Microsoft, others to boost technology access for Nigerian businesses

Liquid Cloud and Microsoft have sealed a pact to deploy a hybrid cloud infrastructure that will enable businesses with cloud services across Africa.

This move is hinged on the understanding and hope by the two technology solution providers that infrastructure expansion accelerates digital transformation and facilitates a connected African continent.

Microsoft disclosed in a statement obtained by BusinessDay in Lagos that, through its Africa Transformation Office (ATO), it will work together with Liquid Cloud to deliver resilient cloud solutions using its colocation and connectivity capabilities.

It added that it would also be carrying out this enabling business alongside Microsoft Azure Stack HCI (hyperconverged infrastructure) and Azure Arc technology.

“The result enables customers in markets such as Ghana, Kenya, Nigeria, Rwanda, Tanzania, Zambia and Zimbabwe to meet regulatory and data residency requirements, address low latency workloads, strengthen resilience, and enable business continuity,” the company assured.

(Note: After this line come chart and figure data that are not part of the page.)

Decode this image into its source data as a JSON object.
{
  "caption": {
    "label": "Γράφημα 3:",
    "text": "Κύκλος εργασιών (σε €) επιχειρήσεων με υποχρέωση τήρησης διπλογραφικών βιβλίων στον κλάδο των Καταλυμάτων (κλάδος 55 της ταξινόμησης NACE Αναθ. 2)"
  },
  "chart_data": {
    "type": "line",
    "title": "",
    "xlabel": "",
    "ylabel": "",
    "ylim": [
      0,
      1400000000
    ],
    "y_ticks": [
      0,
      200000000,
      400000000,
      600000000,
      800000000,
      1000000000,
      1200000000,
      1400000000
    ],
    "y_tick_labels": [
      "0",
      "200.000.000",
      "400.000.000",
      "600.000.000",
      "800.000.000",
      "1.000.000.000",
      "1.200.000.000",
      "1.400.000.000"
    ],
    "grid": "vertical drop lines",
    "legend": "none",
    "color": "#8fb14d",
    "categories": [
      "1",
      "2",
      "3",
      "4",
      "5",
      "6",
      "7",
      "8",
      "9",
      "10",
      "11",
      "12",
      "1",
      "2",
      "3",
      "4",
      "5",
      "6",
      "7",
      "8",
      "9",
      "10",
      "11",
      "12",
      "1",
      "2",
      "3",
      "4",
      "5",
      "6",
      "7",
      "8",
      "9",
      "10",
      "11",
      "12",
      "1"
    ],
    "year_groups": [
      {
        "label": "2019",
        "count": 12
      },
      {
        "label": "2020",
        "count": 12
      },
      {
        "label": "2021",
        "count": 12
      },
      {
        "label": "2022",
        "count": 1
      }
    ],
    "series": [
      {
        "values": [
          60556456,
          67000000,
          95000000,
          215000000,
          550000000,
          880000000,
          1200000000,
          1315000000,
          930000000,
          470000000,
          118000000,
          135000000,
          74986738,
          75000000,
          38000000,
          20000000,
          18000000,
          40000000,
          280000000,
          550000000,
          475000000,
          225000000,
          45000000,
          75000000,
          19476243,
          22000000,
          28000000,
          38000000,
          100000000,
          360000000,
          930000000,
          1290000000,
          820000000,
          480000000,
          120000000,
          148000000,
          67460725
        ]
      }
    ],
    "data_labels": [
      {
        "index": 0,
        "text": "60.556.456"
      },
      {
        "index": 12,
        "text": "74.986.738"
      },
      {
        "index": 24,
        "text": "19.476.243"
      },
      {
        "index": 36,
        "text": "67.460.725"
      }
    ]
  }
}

Read also: Spacefinish partners with a global company to help African businesses adapt to hybrid work

Expectation is that the hybrid cloud environment will extend Azure capabilities, enabling customers to create cloud-native applications faster with Azure Platform as a Service (PaaS) and data services such as App Service, Functions, Logic Apps, Azure SQL Managed Instance, PostgreSQL database, and Azure machine learning.

It is expected that, as a result of that, customers will be able to innovate anywhere and use the Azure platform to bring new solutions to life–to solve today’s challenges and create the future.

“We witnessed an accelerated adoption of cloud technologies in Africa, and businesses are now reaping the benefits of their investment. Our customers are increasingly moving to a hybrid work culture, meaning the demand for cloud-based services will only grow,” David Behr, CEO of Liquid Cloud and Cyber Security, said.

“Our partnership will enable us to build comprehensive and edge-based cloud capabilities that meet customer regulatory requirements and ensure that they deliver value to their customers,” Behr added.

He explained that critical infrastructure enablers were needed to provide access to the cloud to accelerate digital transformation and the adoption of digital technologies.

Wael Elkabbany, General Manager, Africa Regional Cluster, Microsoft, hopes that working with Liquid Cloud, access to the local cloud would be available to more organizations and highly regulated industries across the continent.

“In addition, hybrid cloud provides in-country resources that address data residency, latency, and storage requirements,” Elkabbany noted.